Até janeiro de 2025, nenhuma operação de crédito do BNDES para o setor eólico saiu indexada à moeda estrangeira. O setor fotovoltaico, por outro lado, obteve em 2024 mais uma operação junto ao BNDES indexada ao dólar: para o Complexo Solar Irecê, de 133,4 MW, da Illian Energias Renováveis (BNDES, 2025b).

Debêntures incentivadas

Apesar da alta taxa de juros, o ano de 2024 contou com número recorde de emissões e montante. Foram R$ 7,164 bilhões em benefício de 11 projetos por meio de 14 emissões (Anbima, 2025).

Foram oito grupos econômicos a emitir debêntures, todos de grande porte. Destaque para a AES com três emissões, totalizando R$ 1,488 bilhão, e para a Engie com duas emissões para o projeto Serra do Assuruá, totalizando R$ 3 bilhões.

Este projeto, de 846 MW, já contava com R$ 1,5 bilhão previamente contratado junto ao BNDES em 2022, chegando a uma alavancagem estimada em 73,8% dos usos totais de R$ 6,1 bilhões (Engie, 2024)[ix].

Figura 4 – Emissões de Debêntures Incentivadas para Projetos Eólicos.

Fonte: ME (2022); Anbima (2024a).

Prevaleceram emissões na modalidade corporate finance – doze no total, o que favoreceu o rating das emissões. Engie, Auren e Alupar, por exemplo, tiveram suas emissões com rating AAA(bra) pela Fitch. Parte das emissões saíram com spread sobre a NTN-B abaixo de 50 bps.

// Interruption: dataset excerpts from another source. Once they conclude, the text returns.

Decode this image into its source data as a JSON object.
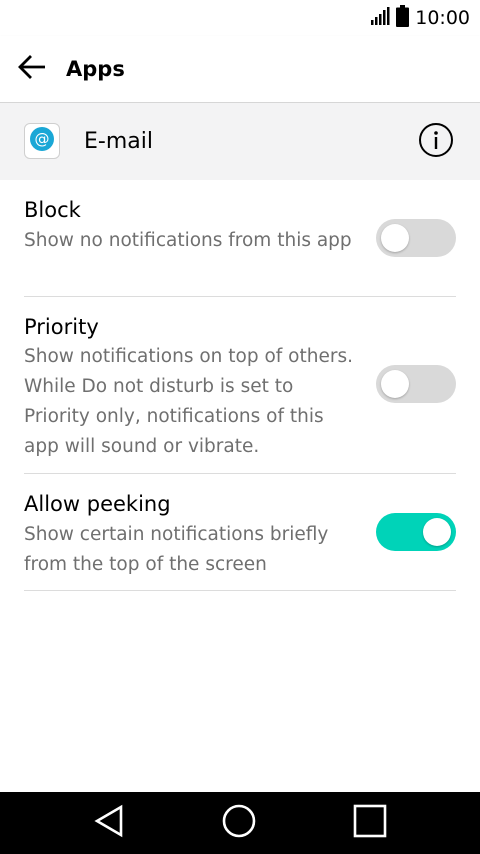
{
  "status_bar": {
    "time": "10:00",
    "icons": [
      "signal-icon",
      "battery-icon"
    ]
  },
  "app_bar": {
    "back_icon": "arrow-left-icon",
    "title": "Apps"
  },
  "app_header": {
    "icon": "email-at-icon",
    "name": "E-mail",
    "info_icon": "info-icon"
  },
  "settings": [
    {
      "title": "Block",
      "description": "Show no notifications from this app",
      "enabled": false
    },
    {
      "title": "Priority",
      "description": "Show notifications on top of others. While Do not disturb is set to Priority only, notifications of this app will sound or vibrate.",
      "enabled": false
    },
    {
      "title": "Allow peeking",
      "description": "Show certain notifications briefly from the top of the screen",
      "enabled": true
    }
  ],
  "colors": {
    "toggle_on": "#00d3b8",
    "toggle_off": "#d9d9d9",
    "email_icon": "#1aa7d6"
  },
  "nav_bar": {
    "icons": [
      "back-triangle-icon",
      "home-circle-icon",
      "recents-square-icon"
    ]
  }
}
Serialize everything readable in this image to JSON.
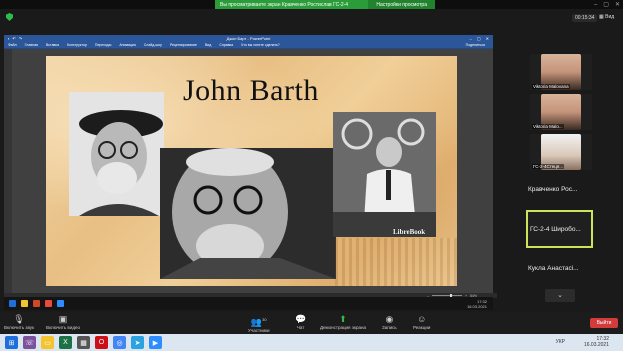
{
  "zoom": {
    "share_banner": "Вы просматриваете экран Кравченко Ростислав ГС-2-4",
    "view_options": "Настройки просмотра",
    "timer": "00:15:34",
    "view_label": "Вид",
    "toolbar": {
      "mute": "Включить звук",
      "video": "Включить видео",
      "participants": "Участники",
      "participants_count": "30",
      "chat": "Чат",
      "share": "Демонстрация экрана",
      "record": "Запись",
      "reactions": "Реакции",
      "end": "Выйти"
    },
    "participants": [
      {
        "name": "Viktoria Malovana"
      },
      {
        "name": "Viktoria Malo..."
      },
      {
        "name": "ГС-2-4Стеця..."
      }
    ],
    "text_tiles": [
      "Кравченко Рос...",
      "ГС-2-4 Широбо...",
      "Кукла Анастасі..."
    ]
  },
  "ppt": {
    "title": "Джон Барт - PowerPoint",
    "ribbon": [
      "Файл",
      "Главная",
      "Вставка",
      "Конструктор",
      "Переходы",
      "Анимация",
      "Слайд-шоу",
      "Рецензирование",
      "Вид",
      "Справка",
      "Что вы хотите сделать?"
    ],
    "share_label": "Поделиться",
    "zoom_level": "84%"
  },
  "slide": {
    "title": "John Barth",
    "watermark": "LibreBook"
  },
  "inner_clock": {
    "time": "17:32",
    "date": "16.03.2021"
  },
  "os": {
    "lang": "УКР",
    "time": "17:32",
    "date": "16.03.2021",
    "apps": [
      "viber-icon",
      "explorer-icon",
      "excel-icon",
      "app-icon",
      "opera-icon",
      "chrome-icon",
      "telegram-icon",
      "zoom-icon"
    ]
  }
}
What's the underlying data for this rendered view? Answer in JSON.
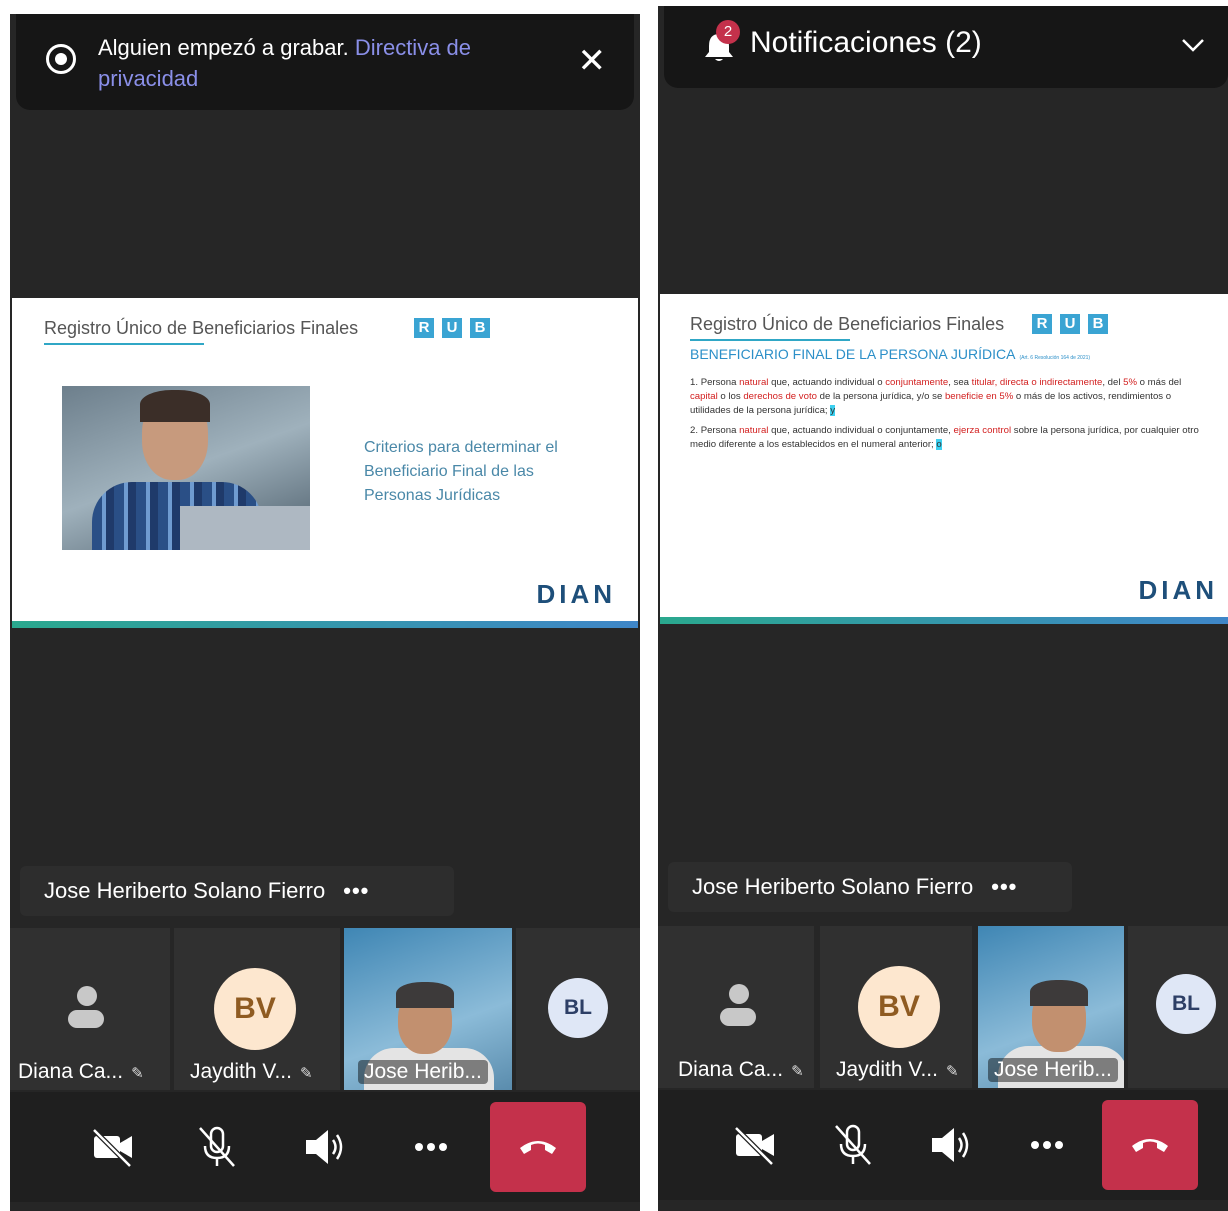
{
  "left_screen": {
    "banner": {
      "text": "Alguien empezó a grabar.",
      "link": "Directiva de privacidad",
      "close": "✕"
    },
    "slide": {
      "title": "Registro Único de Beneficiarios Finales",
      "rub": [
        "R",
        "U",
        "B"
      ],
      "caption": "Criterios para determinar el Beneficiario Final de las Personas Jurídicas",
      "logo": "DIAN"
    },
    "speaker": {
      "name": "Jose Heriberto Solano Fierro",
      "more": "•••"
    },
    "participants": [
      {
        "name": "Diana Ca...",
        "muted": true
      },
      {
        "name": "Jaydith V...",
        "initials": "BV",
        "muted": true
      },
      {
        "name": "Jose Herib...",
        "video": true
      },
      {
        "initials": "BL"
      }
    ]
  },
  "right_screen": {
    "notifications": {
      "title": "Notificaciones (2)",
      "badge": "2"
    },
    "slide": {
      "title": "Registro Único de Beneficiarios Finales",
      "rub": [
        "R",
        "U",
        "B"
      ],
      "subtitle": "BENEFICIARIO FINAL DE LA PERSONA JURÍDICA",
      "reference": "(Art. 6 Resolución 164 de 2021)",
      "point1": {
        "num": "1.",
        "t1": "Persona ",
        "r1": "natural",
        "t2": " que, actuando individual o ",
        "r2": "conjuntamente",
        "t3": ", sea ",
        "r3": "titular, directa o indirectamente",
        "t4": ", del ",
        "r4": "5%",
        "t5": " o más del ",
        "r5": "capital",
        "t6": " o los ",
        "r6": "derechos de voto",
        "t7": " de la persona jurídica, y/o se ",
        "r7": "beneficie en 5%",
        "t8": " o más de los activos, rendimientos o utilidades de la persona jurídica; ",
        "hl": "y"
      },
      "point2": {
        "num": "2.",
        "t1": "Persona ",
        "r1": "natural",
        "t2": " que, actuando individual o conjuntamente, ",
        "r2": "ejerza control",
        "t3": " sobre la persona jurídica, por cualquier otro medio diferente a los establecidos en el numeral anterior; ",
        "hl": "o"
      },
      "logo": "DIAN"
    },
    "speaker": {
      "name": "Jose Heriberto Solano Fierro",
      "more": "•••"
    },
    "participants": [
      {
        "name": "Diana Ca...",
        "muted": true
      },
      {
        "name": "Jaydith V...",
        "initials": "BV",
        "muted": true
      },
      {
        "name": "Jose Herib...",
        "video": true
      },
      {
        "initials": "BL"
      }
    ]
  },
  "icons": {
    "camera_off": "camera-off-icon",
    "mic_off": "mic-off-icon",
    "speaker": "speaker-icon",
    "more": "more-icon",
    "hangup": "hangup-icon",
    "mute_mark": "✎"
  },
  "colors": {
    "background": "#262626",
    "hangup": "#c4314b",
    "link": "#8a8fe8",
    "rub": "#3aa4d3",
    "slide_accent": "#2b8fc8"
  }
}
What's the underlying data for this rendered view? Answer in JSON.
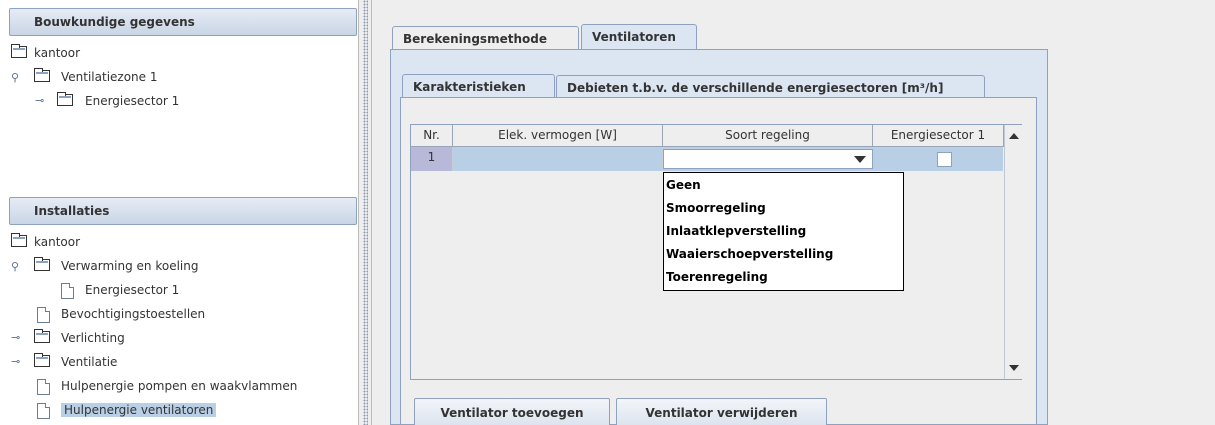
{
  "left_panel": {
    "bouwkundig": {
      "header": "Bouwkundige gegevens",
      "root": "kantoor",
      "zone": "Ventilatiezone 1",
      "sector": "Energiesector 1"
    },
    "installaties": {
      "header": "Installaties",
      "root": "kantoor",
      "items": [
        "Verwarming en koeling",
        "Energiesector 1",
        "Bevochtigingstoestellen",
        "Verlichting",
        "Ventilatie",
        "Hulpenergie pompen en waakvlammen",
        "Hulpenergie ventilatoren"
      ]
    }
  },
  "tabs": {
    "outer": [
      "Berekeningsmethode",
      "Ventilatoren"
    ],
    "inner": [
      "Karakteristieken",
      "Debieten t.b.v. de verschillende energiesectoren [m³/h]"
    ]
  },
  "table": {
    "headers": [
      "Nr.",
      "Elek. vermogen [W]",
      "Soort regeling",
      "Energiesector 1"
    ],
    "rows": [
      {
        "nr": "1",
        "vermogen": "",
        "regeling": "",
        "energiesector": false
      }
    ]
  },
  "dropdown": {
    "options": [
      "Geen",
      "Smoorregeling",
      "Inlaatklepverstelling",
      "Waaierschoepverstelling",
      "Toerenregeling"
    ]
  },
  "buttons": {
    "add": "Ventilator toevoegen",
    "remove": "Ventilator verwijderen"
  },
  "colors": {
    "header_gradient_top": "#e6ecf5",
    "header_gradient_bottom": "#c9d5e6",
    "border": "#8ea2bf",
    "selected_row": "#b8cfe5",
    "tab_active": "#dce6f3"
  }
}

Outro aspecto que chamou a atenção foi que dois dos 11 projetos foram integralmente financiados via debêntures: Coxilha Negra, da Eletrosul, com alavancagem de 71,4% dos usos (Eletrosul, 2024)[x]; e EOL Cajuína 11, da AES, com alavancagem de 83,8% (Ventos de Santa Tereza 07, 2024)[xi]. As únicas emissões na modalidade project finance foram do projeto Serra do Seridó Fase 2, da EDF, e Oeste Seridó, da Elera (via holding Mirante Energética).

FNE

Em 2024, foram contratados R$ 7,644 bilhões em financiamentos para projetos de infraestrutura, de um orçamento original de R$ 8,155 bilhões. Desse volume, somente R$ 372 milhões foram alocados a projetos de geração eólica. Foram contemplados somente dois projetos: Serra das Almas, da EDF; e Serra do Borborema, da EDP (BNB, 2025a).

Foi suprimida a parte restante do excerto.